How did MS-DOS decide that two seconds was the amount of time to keep the floppy disk cache valid?

Raymond Chen

Raymond

MS-DOS 2.0 contained a disk read cache, but not a disk write cache. Disk read caches are important because they avoid having to re-read data from the disk. And you can invalidate the read cache when the volume is unmounted.

But wait, you don’t unmount floppy drives. You just take them out.

IBM PC floppy disk drives of this era did not have lockable doors. You could open the drive door and yank the floppy disk at any time. The specification had provisions for reporting whether the floppy drive door was open, but IBM didn’t implement that part of the specification because it saved them a NAND gate. Hardware vendors will do anything to save a penny.

But that read cache is crucial for performance. Without it, you have to start from scratch at every I/O operation, re-reading the volume table of contents, finding the directory entries, searching the block allocation tables looking for the next free cluster… And a floppy disk is not exactly the fastest storage medium out there, so all of these operations cost seconds of performance.

To avoid having to abandon the cache entire, the MS-DOS developers did some benchmarking: How fast can a human being swap floppies in an IBM PC floppy drive?

Mark Zbikowski led the MS-DOS 2.0 project, and he sat down with a stopwatch while Aaron Reynolds and Chris Peters tried to swap floppy disks on an IBM PC as fast as they could.

They couldn’t do it under two seconds.

So the MS-DOS cache validity was set to two seconds. If two disk accesses occurred within two seconds of each other, the second one would assume that the cached values were still good.
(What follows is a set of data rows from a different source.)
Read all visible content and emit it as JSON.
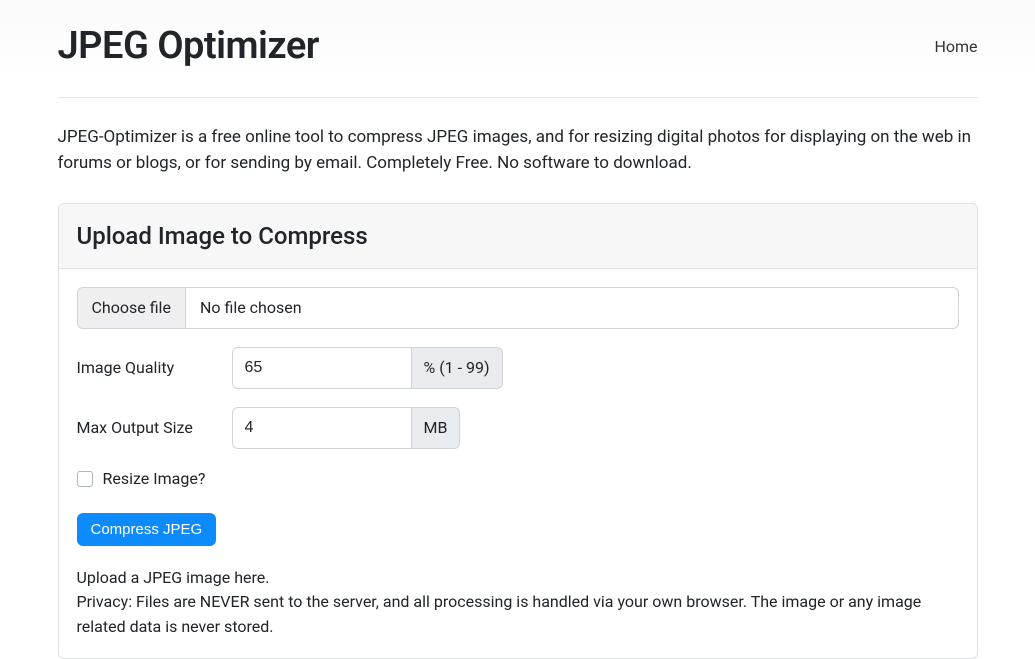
{
  "header": {
    "brand": "JPEG Optimizer",
    "nav": {
      "home": "Home"
    }
  },
  "intro": "JPEG-Optimizer is a free online tool to compress JPEG images, and for resizing digital photos for displaying on the web in forums or blogs, or for sending by email. Completely Free. No software to download.",
  "card": {
    "title": "Upload Image to Compress",
    "file": {
      "button": "Choose file",
      "status": "No file chosen"
    },
    "quality": {
      "label": "Image Quality",
      "value": "65",
      "addon": "% (1 - 99)"
    },
    "maxsize": {
      "label": "Max Output Size",
      "value": "4",
      "addon": "MB"
    },
    "resize": {
      "label": "Resize Image?"
    },
    "submit": "Compress JPEG",
    "help1": "Upload a JPEG image here.",
    "help2": "Privacy: Files are NEVER sent to the server, and all processing is handled via your own browser. The image or any image related data is never stored."
  }
}
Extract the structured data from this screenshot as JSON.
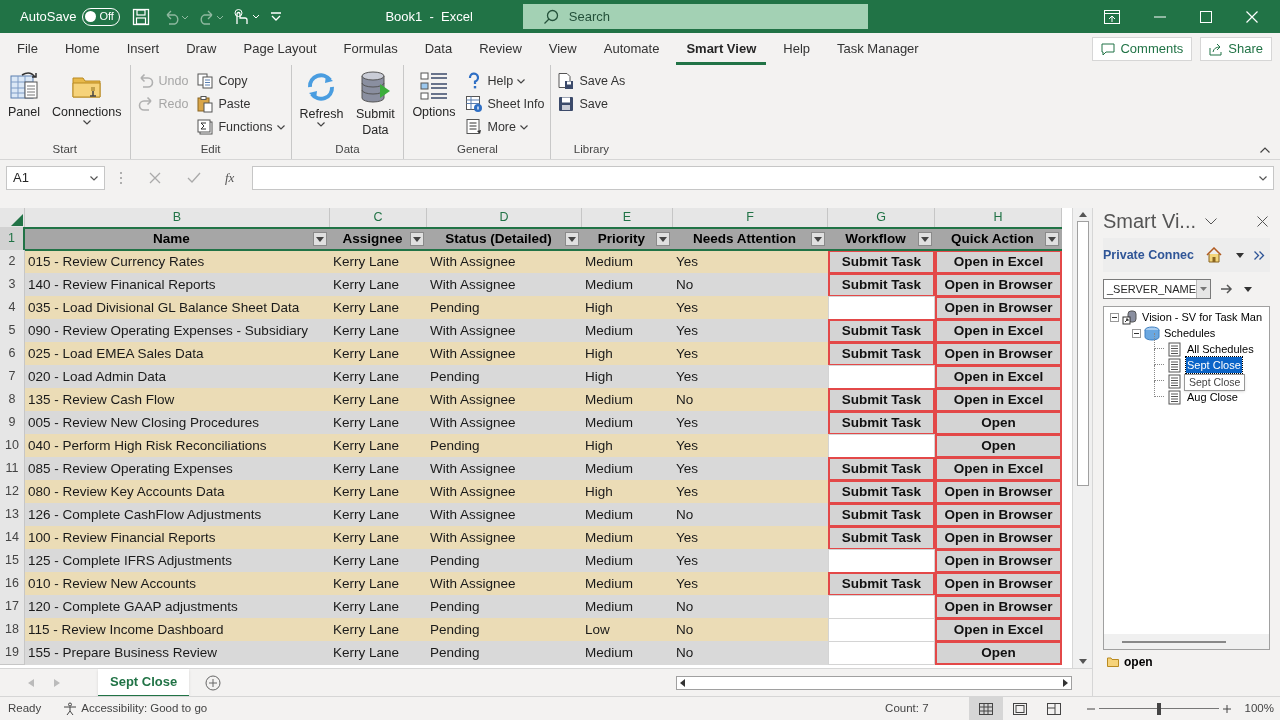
{
  "title_bar": {
    "autosave_label": "AutoSave",
    "autosave_toggle": {
      "label": "Off",
      "on": false
    },
    "title": "Book1  -  Excel",
    "search": {
      "placeholder": "Search"
    }
  },
  "ribbon_tabs": [
    {
      "label": "File",
      "selected": false
    },
    {
      "label": "Home",
      "selected": false
    },
    {
      "label": "Insert",
      "selected": false
    },
    {
      "label": "Draw",
      "selected": false
    },
    {
      "label": "Page Layout",
      "selected": false
    },
    {
      "label": "Formulas",
      "selected": false
    },
    {
      "label": "Data",
      "selected": false
    },
    {
      "label": "Review",
      "selected": false
    },
    {
      "label": "View",
      "selected": false
    },
    {
      "label": "Automate",
      "selected": false
    },
    {
      "label": "Smart View",
      "selected": true
    },
    {
      "label": "Help",
      "selected": false
    },
    {
      "label": "Task Manager",
      "selected": false
    }
  ],
  "comments_button": "Comments",
  "share_button": "Share",
  "ribbon_groups": [
    {
      "label": "Start",
      "columns": [
        {
          "kind": "large",
          "items": [
            {
              "label": "Panel",
              "disabled": false,
              "dropdown": false
            }
          ]
        },
        {
          "kind": "large",
          "items": [
            {
              "label": "Connections",
              "disabled": false,
              "dropdown": true
            }
          ]
        }
      ]
    },
    {
      "label": "Edit",
      "columns": [
        {
          "kind": "small",
          "items": [
            {
              "label": "Undo",
              "disabled": true,
              "dropdown": false
            },
            {
              "label": "Redo",
              "disabled": true,
              "dropdown": false
            }
          ]
        },
        {
          "kind": "small",
          "items": [
            {
              "label": "Copy",
              "disabled": false,
              "dropdown": false
            },
            {
              "label": "Paste",
              "disabled": false,
              "dropdown": false
            },
            {
              "label": "Functions",
              "disabled": false,
              "dropdown": true
            }
          ]
        }
      ]
    },
    {
      "label": "Data",
      "columns": [
        {
          "kind": "large",
          "items": [
            {
              "label": "Refresh",
              "disabled": false,
              "dropdown": true
            }
          ]
        },
        {
          "kind": "large",
          "items": [
            {
              "label": "Submit Data",
              "disabled": false,
              "dropdown": false
            }
          ]
        }
      ]
    },
    {
      "label": "General",
      "columns": [
        {
          "kind": "large",
          "items": [
            {
              "label": "Options",
              "disabled": false,
              "dropdown": false
            }
          ]
        },
        {
          "kind": "small",
          "items": [
            {
              "label": "Help",
              "disabled": false,
              "dropdown": true
            },
            {
              "label": "Sheet Info",
              "disabled": false,
              "dropdown": false
            },
            {
              "label": "More",
              "disabled": false,
              "dropdown": true
            }
          ]
        }
      ]
    },
    {
      "label": "Library",
      "columns": [
        {
          "kind": "small",
          "items": [
            {
              "label": "Save As",
              "disabled": false,
              "dropdown": false
            },
            {
              "label": "Save",
              "disabled": false,
              "dropdown": false
            }
          ]
        }
      ]
    }
  ],
  "formula_bar": {
    "name_box": "A1",
    "function_label": "fx"
  },
  "sheet": {
    "column_letters": [
      "B",
      "C",
      "D",
      "E",
      "F",
      "G",
      "H"
    ],
    "header": {
      "row_number": "1",
      "cells": [
        "Name",
        "Assignee",
        "Status (Detailed)",
        "Priority",
        "Needs Attention",
        "Workflow",
        "Quick Action"
      ]
    },
    "rows": [
      {
        "row_number": "2",
        "name": "015 - Review Currency Rates",
        "assignee": "Kerry Lane",
        "status": "With Assignee",
        "priority": "Medium",
        "needs_attention": "Yes",
        "workflow": "Submit Task",
        "quick_action": "Open in Excel"
      },
      {
        "row_number": "3",
        "name": "140 - Review Finanical Reports",
        "assignee": "Kerry Lane",
        "status": "With Assignee",
        "priority": "Medium",
        "needs_attention": "No",
        "workflow": "Submit Task",
        "quick_action": "Open in Browser"
      },
      {
        "row_number": "4",
        "name": "035 - Load Divisional GL Balance Sheet Data",
        "assignee": "Kerry Lane",
        "status": "Pending",
        "priority": "High",
        "needs_attention": "Yes",
        "quick_action": "Open in Browser"
      },
      {
        "row_number": "5",
        "name": "090 - Review Operating Expenses - Subsidiary",
        "assignee": "Kerry Lane",
        "status": "With Assignee",
        "priority": "Medium",
        "needs_attention": "Yes",
        "workflow": "Submit Task",
        "quick_action": "Open in Excel"
      },
      {
        "row_number": "6",
        "name": "025 - Load EMEA Sales Data",
        "assignee": "Kerry Lane",
        "status": "With Assignee",
        "priority": "High",
        "needs_attention": "Yes",
        "workflow": "Submit Task",
        "quick_action": "Open in Browser"
      },
      {
        "row_number": "7",
        "name": "020 - Load Admin Data",
        "assignee": "Kerry Lane",
        "status": "Pending",
        "priority": "High",
        "needs_attention": "Yes",
        "quick_action": "Open in Excel"
      },
      {
        "row_number": "8",
        "name": "135 - Review Cash Flow",
        "assignee": "Kerry Lane",
        "status": "With Assignee",
        "priority": "Medium",
        "needs_attention": "No",
        "workflow": "Submit Task",
        "quick_action": "Open in Excel"
      },
      {
        "row_number": "9",
        "name": "005 - Review New Closing Procedures",
        "assignee": "Kerry Lane",
        "status": "With Assignee",
        "priority": "Medium",
        "needs_attention": "Yes",
        "workflow": "Submit Task",
        "quick_action": "Open"
      },
      {
        "row_number": "10",
        "name": "040 - Perform High Risk Reconciliations",
        "assignee": "Kerry Lane",
        "status": "Pending",
        "priority": "High",
        "needs_attention": "Yes",
        "quick_action": "Open"
      },
      {
        "row_number": "11",
        "name": "085 - Review Operating Expenses",
        "assignee": "Kerry Lane",
        "status": "With Assignee",
        "priority": "Medium",
        "needs_attention": "Yes",
        "workflow": "Submit Task",
        "quick_action": "Open in Excel"
      },
      {
        "row_number": "12",
        "name": "080 - Review Key Accounts Data",
        "assignee": "Kerry Lane",
        "status": "With Assignee",
        "priority": "High",
        "needs_attention": "Yes",
        "workflow": "Submit Task",
        "quick_action": "Open in Browser"
      },
      {
        "row_number": "13",
        "name": "126 - Complete CashFlow Adjustments",
        "assignee": "Kerry Lane",
        "status": "With Assignee",
        "priority": "Medium",
        "needs_attention": "No",
        "workflow": "Submit Task",
        "quick_action": "Open in Browser"
      },
      {
        "row_number": "14",
        "name": "100 - Review Financial Reports",
        "assignee": "Kerry Lane",
        "status": "With Assignee",
        "priority": "Medium",
        "needs_attention": "Yes",
        "workflow": "Submit Task",
        "quick_action": "Open in Browser"
      },
      {
        "row_number": "15",
        "name": "125 - Complete IFRS Adjustments",
        "assignee": "Kerry Lane",
        "status": "Pending",
        "priority": "Medium",
        "needs_attention": "Yes",
        "quick_action": "Open in Browser"
      },
      {
        "row_number": "16",
        "name": "010 - Review New Accounts",
        "assignee": "Kerry Lane",
        "status": "With Assignee",
        "priority": "Medium",
        "needs_attention": "Yes",
        "workflow": "Submit Task",
        "quick_action": "Open in Browser"
      },
      {
        "row_number": "17",
        "name": "120 - Complete GAAP adjustments",
        "assignee": "Kerry Lane",
        "status": "Pending",
        "priority": "Medium",
        "needs_attention": "No",
        "quick_action": "Open in Browser"
      },
      {
        "row_number": "18",
        "name": "115 - Review Income Dashboard",
        "assignee": "Kerry Lane",
        "status": "Pending",
        "priority": "Low",
        "needs_attention": "No",
        "quick_action": "Open in Excel"
      },
      {
        "row_number": "19",
        "name": "155 - Prepare Business Review",
        "assignee": "Kerry Lane",
        "status": "Pending",
        "priority": "Medium",
        "needs_attention": "No",
        "quick_action": "Open"
      }
    ]
  },
  "sheet_tabs": [
    {
      "label": "Sept Close",
      "selected": true
    }
  ],
  "smart_view": {
    "title": "Smart Vi...",
    "connection": "Private Connec",
    "server_field": "_SERVER_NAME",
    "tree": [
      {
        "label": "Vision - SV for Task Man",
        "expanded": true,
        "children": [
          {
            "label": "Schedules",
            "expanded": true,
            "children": [
              {
                "label": "All Schedules",
                "selected": false
              },
              {
                "label": "Sept Close",
                "selected": true
              },
              {
                "selected": false
              },
              {
                "label": "Aug Close",
                "selected": false
              }
            ]
          }
        ]
      }
    ],
    "tooltip": "Sept Close",
    "footer": "open"
  },
  "status_bar": {
    "ready": "Ready",
    "accessibility": "Accessibility: Good to go",
    "count": "Count: 7",
    "views": [
      {
        "kind": "normal",
        "selected": true
      },
      {
        "kind": "page_layout",
        "selected": false
      },
      {
        "kind": "page_break",
        "selected": false
      }
    ],
    "zoom": {
      "level": 0.5
    },
    "zoom_label": "100%"
  }
}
I don’t know if the modern two-second cache flush policy is a direct descendant of this original office competition, but I like to think there’s some connection.

Raymond Chen
Raymond Chen

Follow Raymond   

11 comments

Comments are closed.

  • Avatar
    Jonathan Duncan

    2 seconds seems a disappointingly short period of time that would miss many chances. How is the invalidation handled? Is it a per-block thing (each block is invalidated after 2 seconds without repeat reads) or a per-device thing (the entire device cache is invalidated if no reads come from that device in 2 seconds)?

    • Avatar
      Julien Oster

      Given that the invalidation in question here is specifically about floppies being changed without knowledge of the system, it’s almost certainly per-device (or even more coarse). You might want to invalidate individual blocks as well at some point if you have limited memory, but that’s probably better done with a different policy, e.g. least recently used.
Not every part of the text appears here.